Le Premier ministre conservateur Boïko Borissov a vu son candidat, Rossen Plevneliev, arriver nettement en tête dimanche au 1er tour de l'élection présidentielle en Bulgarie devant le socialiste Ivaïlo Kalfin, tous deux s'affrontant en ballottage le 30 octobre, selon cinq instituts de sondage.

Vessela Sergueva AGENCE FRANCE-PRESSE

Rossen Plevneliev, 47 ans, ancien ministre, populaire en raison de son engagement pour des réformes, sans étiquette mais soutenu par le parti au pouvoir GERB, obtiendrait autour de 40% des voix. Il distancerait de plus de dix points son rival de gauche dans un scrutin test pour la popularité de M. Borissov, alors que l'économie du pays le plus pauvre de l'Union européenne, dont il est membre depuis 2007, reste à la peine.

Pour Boïko Borissov, à mi-mandat, ce scrutin était surtout l'occasion de se rendre compte de l'état d'esprit de la population. Car si le gouvernement est parvenu à maintenir une certaine stabilité macro-économique, cela a été au prix d'une sévère cure d'austérité.

«C'est la première fois de l'histoire» post-communiste de la Bulgarie que «le parti gouvernemental obtient un tel soutien en milieu de mandat», a souligné M. Plevneliev. Pour sa part, Boïko Borissov a qualifié «d'énorme responsabilité» la concentration des pouvoirs dans les mains de son parti.

Les salaires, qui atteignent en moyenne 360 euros par mois, n'ont pas été augmentés depuis deux ans, alors que les prix de l'énergie ne cessent de monter et que le taux de chômage reste élevé, à 9,45% en septembre. La croissance ne devrait pas dépasser les 2,5% en 2011, selon les prévisions officielles, alors qu'avant la crise le pays affichait des hausses de son Produit intérieur brut (PIB) de 5 à 6%.

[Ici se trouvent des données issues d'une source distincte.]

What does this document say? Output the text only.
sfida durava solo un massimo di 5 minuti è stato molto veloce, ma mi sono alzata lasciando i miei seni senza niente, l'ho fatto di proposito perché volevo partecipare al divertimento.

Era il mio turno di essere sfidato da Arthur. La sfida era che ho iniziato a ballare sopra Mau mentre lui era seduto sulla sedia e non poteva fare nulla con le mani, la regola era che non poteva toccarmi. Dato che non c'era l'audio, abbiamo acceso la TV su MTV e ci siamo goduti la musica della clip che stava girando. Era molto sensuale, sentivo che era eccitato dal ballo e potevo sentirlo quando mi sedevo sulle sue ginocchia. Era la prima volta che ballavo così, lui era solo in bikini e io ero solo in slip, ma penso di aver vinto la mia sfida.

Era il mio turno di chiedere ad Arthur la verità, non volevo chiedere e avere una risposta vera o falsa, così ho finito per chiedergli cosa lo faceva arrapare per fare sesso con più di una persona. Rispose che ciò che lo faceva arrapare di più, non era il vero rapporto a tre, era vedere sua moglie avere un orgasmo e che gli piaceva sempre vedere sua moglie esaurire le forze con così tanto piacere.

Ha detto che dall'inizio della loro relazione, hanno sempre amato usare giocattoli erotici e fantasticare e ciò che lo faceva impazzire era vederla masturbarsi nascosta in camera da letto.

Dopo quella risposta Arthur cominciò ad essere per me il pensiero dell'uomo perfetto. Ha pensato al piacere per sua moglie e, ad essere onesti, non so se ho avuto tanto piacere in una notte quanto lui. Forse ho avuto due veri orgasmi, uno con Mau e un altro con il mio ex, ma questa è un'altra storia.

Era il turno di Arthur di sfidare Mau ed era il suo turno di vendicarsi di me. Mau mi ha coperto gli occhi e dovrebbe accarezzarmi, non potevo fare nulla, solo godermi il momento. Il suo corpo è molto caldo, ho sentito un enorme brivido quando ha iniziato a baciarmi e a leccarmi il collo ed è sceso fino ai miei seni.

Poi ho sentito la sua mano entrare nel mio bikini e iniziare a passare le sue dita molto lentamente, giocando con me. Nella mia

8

Et, dans une récente étude, la Banque européenne pour la reconstruction et le développement (BERD) s'est montrée encore plus pessimiste, ne misant plus que sur une hausse de 1,6% du PIB cette année.

Le principal concurrent de M. Plevneliev, le socialiste Ivaïlo Kalfin, 47 ans, ancien ministre des Affaires étrangères et député européen, n'a pas réussi à profiter de la crise et devrait se contenter d'un score d'environ 28% des suffrages, loin derrière son rival. Le parti MDL de la minorité turque, constituant 10% de la population, lui a promis son soutien au second tour.

L'ex-commissaire européenne Meglena Kouneva, 54 ans, candidate indépendante, recueillerait autour de 15%.

Une flambée de préjugés anti-Roms, attisée en pleine campagne électorale par deux partis nationalistes à la suite d'un incident dans un village, n'a finalement que peu profité à l'extrême droite, son principal candidat, le chef de file du parti Ataka, Volen Siderov, n'étant crédité par les instituts de sondage que de moins de 4% des suffrages.

Le chef de l'Etat assume un rôle limité d'arbitre en Bulgarie: il est garant de l'unité de la nation et représente le pays dans les relations internationales. Il est commandant en chef suprême de l'armée, nomme les ambassadeurs et a un droit de veto sur les lois. Si toutefois le Parlement revote les textes sans changement, le président est obligé de s'incliner.

Aux élections municipales, le GERB devrait maintenir son assise, selon les sondages. Ainsi, le maire GERB de Sofia, Yordanka Fandakova, serait assurée de sa réélection avec plus de 50% des voix.

En revanche, un bras de fer se dessinait dans les régions à forte minorité musulmane dans le sud du pays, traditionnellement fidèles au parti de la minorité turque MDL.

Par ailleurs, l'UE, le Parlement européen, le Conseil de l'Europe et l'Organisation pour la sécurité et la coopération en Europe (OSCE) suivaient de près le phénomène des achats de vote, traditionnels en Bulgarie. Dimanche, dans différentes régions, la police a arrêté plusieurs personnes se prêtant à ces manipulations.